Der erste Tag war voller Überraschungen für das Wattgehtab-Team. Unterwegs im Münchener Berufsverkehr wären wir fast nicht rechtzeitig zum Start erschienen, doch glücklicherweise sind wir kurzerhand auf die U-Bahn umgestiegen und konnten gerade noch rechtzeitig unseren Smart erreichen, der über Nacht auf dem TÜV-Gelände geladen wurde.
Pünktlich um 9 Uhr schickte der Präsident des Automobilclubs von Deutschland und Schirmherr der Rallye, Rudolf Graf von der Schulenburg und Richard Schalber, der sportliche Leiter der e-miglia, das erste Fahrzeug auf die Fahrt in Richtung des ersten Checkpoints auf dem TÜV-Gelände in Starnberg.
Von Starnberg aus führte der Weg nach Hohenpeißenberg, wo die erste Sonderprüfung und anschließend der erste Ladehalt auf die Teilnehmer wartete.

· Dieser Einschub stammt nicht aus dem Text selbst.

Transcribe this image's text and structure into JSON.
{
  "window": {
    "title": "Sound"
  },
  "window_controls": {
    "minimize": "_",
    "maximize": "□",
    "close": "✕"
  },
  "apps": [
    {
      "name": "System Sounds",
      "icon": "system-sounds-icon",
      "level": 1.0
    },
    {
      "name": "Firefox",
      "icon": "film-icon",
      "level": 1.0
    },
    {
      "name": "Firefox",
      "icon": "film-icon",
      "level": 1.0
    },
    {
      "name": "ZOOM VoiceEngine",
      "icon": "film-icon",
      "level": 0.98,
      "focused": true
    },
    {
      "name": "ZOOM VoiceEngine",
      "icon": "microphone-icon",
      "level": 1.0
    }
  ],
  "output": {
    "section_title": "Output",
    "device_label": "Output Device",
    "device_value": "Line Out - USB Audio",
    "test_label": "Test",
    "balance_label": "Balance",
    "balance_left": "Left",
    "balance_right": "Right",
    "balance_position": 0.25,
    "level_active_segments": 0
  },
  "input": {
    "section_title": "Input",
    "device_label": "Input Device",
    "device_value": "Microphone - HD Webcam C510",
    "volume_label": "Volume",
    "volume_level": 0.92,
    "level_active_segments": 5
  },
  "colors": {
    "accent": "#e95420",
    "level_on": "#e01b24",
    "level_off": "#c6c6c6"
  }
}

Doch auf dieser ersten Etappe waren wir vom Pech verfolgt. Zwar lagen wir so gut in der Zeit, dass wir eine 20-minütige Pause einlegen konnten, doch das hätten wir lieber nicht tun sollen. Zu nah an der Hauswand geparkt, braucht es nur einen starken Windzug um eine geöffnete Hallentür in die aufstehende Heckscheibe unseres Smarts zu schlagen. Die Heckscheibe zerbrach in tausend Teile. Nachdem wir uns von dem Schrecken erholt und die meisten Glasscherben beseitigt hatten, konnten wir unsere Fahrt fortsetzen. Kurz vor dem Startpunkt der Sonderprüfung war zudem noch die Straße durch Bauarbeiten blockiert, so dass wir erst in der letzten Sekunde die Sonderprüfung erreichten.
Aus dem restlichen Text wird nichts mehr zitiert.